Under Review

Massive Attack

Heligoland

Virgin

Review By Doug Mackenzie


Massive Attack - Heligoland
Massive Attack – Heligoland

Massive Attack’s first album came out 1991, which means they were turning out their first trip-hop beats while most of us were grooving to the latest tunes from Sesame Street. Heligoland comes six years after their last proper album, and is only the band’s fifth effort, so it’s easy to see that Massive Attack is a band that works meticulously at perfecting their music. The album does certainly sound that way. There are many layers of interacting rhythms and complementary textures. The songs contain a seamless blend of synthetic and acoustic instruments spread across stereo space. The eerie and complex rhythms in tracks like “Paradise Circus,” for example, bring this obsessive music-making to light.

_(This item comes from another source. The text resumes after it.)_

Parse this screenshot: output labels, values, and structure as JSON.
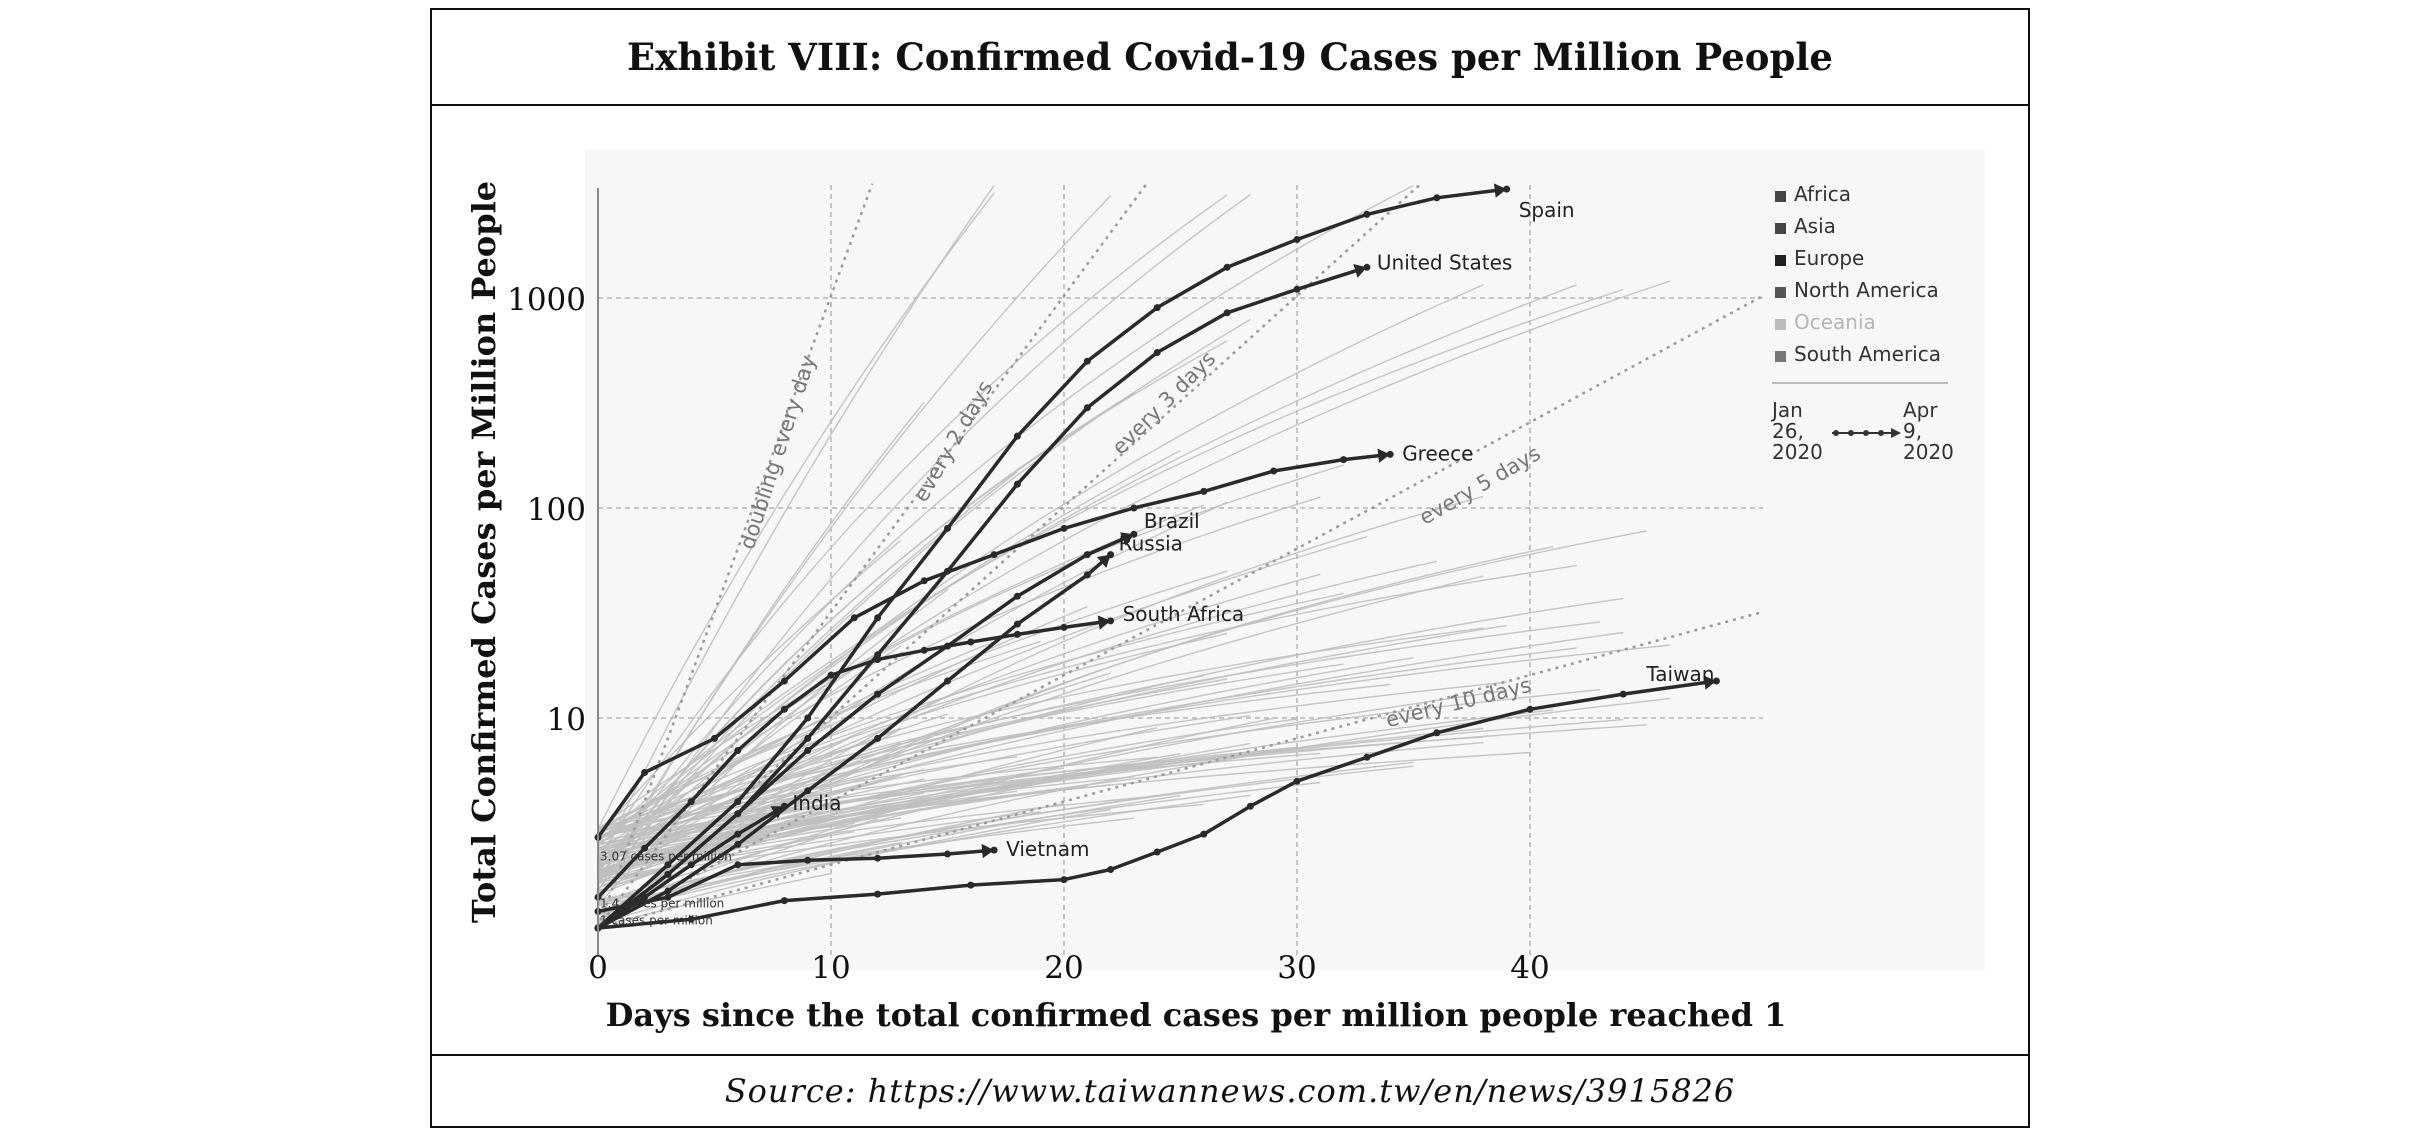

Add to that sonic smorgasbord guest vocals from singers like Tunde Adebimpe, Damon Albarn and longtime collaborator Horace Andy, and you should have a perfect aural experience. Heligoland does sound incredible.

One track is completely different from the next, and the songs are actually hard to describe, due to the massive scope of sounds each comprises. That said, there is a sense of mystery to this music that is intriguing. It is there in the simple, inexorable chord progressions and the breathy vocal melodies, the opaque instrumentation.

The album opens with “Pray for Rain,” a track that promises greatness, with its initial spectral, sparkling synthesisers, dissonant piano, and Tunde Adebimpe’s vocals. That song, set to a slow beat, marches through a solid arrangement, and the groove is balanced with a moody atmosphere.

Each song on its own is interesting, and seems complete unto itself. But one stumbles when trying to conceptualize the album as a whole. It’s obvious that Massive Attack have a massive studio loaded with all kinds of wonderful gear, and computers full of the latest programs. But do they need it all? It may be that they could do better by scaling things back and focusing more on a unified effort than the painstakingly put-together jungle of sounds presented here. Will they? In another five years, we may find out.